Para apoiadores como Isabel Aparacida Fernandes, uma das integrantes permanentes da vigília que leva quatro ônibus todos os dias para estar aqui, sua dedicação está enraizada em uma profunda identificação pessoal com Lula.
Como ele, ela também teve que migrar com a família do país para a cidade quando criança para sobreviver. E como ele, ela acabou trabalhando no cinturão industrial de São Paulo, onde Lula começou como um líder sindical e inspirou nomes como Fernandes a se envolver em política, ajudando-o a construir o maior movimento de esquerda das Américas.
‘Vale o esforço’
Ela não se arrepende de ter passado um ano de aposentadoria na vigília. “Lula vale o esforço. Estou apenas pagando o que ele me deu e todos que se beneficiaram de seu governo. Estamos aqui por causa de tudo o que Lula fez por nós, os pobres ”, diz ela.
Embora ele tenha uma janela, Lula não pode ver a vigília de seu quarto, apenas os topos dos pinheiros do Paraná.

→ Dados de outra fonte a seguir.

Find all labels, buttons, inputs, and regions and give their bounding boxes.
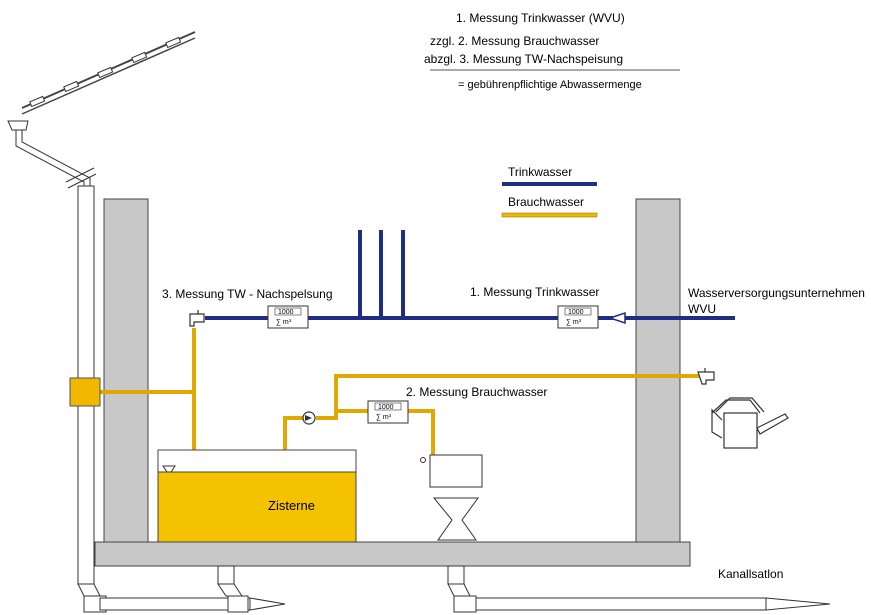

Mas seus visitantes dizem que ele pode ouvir seu grupo de partidários, que estão aqui há tanto tempo e que prometem não sair até que o homem que acreditam fervorosamente ser o prisioneiro político mais importante do mundo seja libertado.
Entre as pessoas que lideram a saudação matinal está a líder sindical Ana Cristina Guilherme, que viajou 3.500 km de sua casa em Fortaleza para fazer sua quarta visita à vigília, localizada em um estacionamento alugado do outro lado da rua. construção.
Para ela, a campanha para libertar Lula é agora a chave para resistir aos esforços do novo presidente de extrema direita do Brasil, Jair Bolsonaro, de desfazer tudo o que foi conquistado durante os 13 anos de poder da esquerda.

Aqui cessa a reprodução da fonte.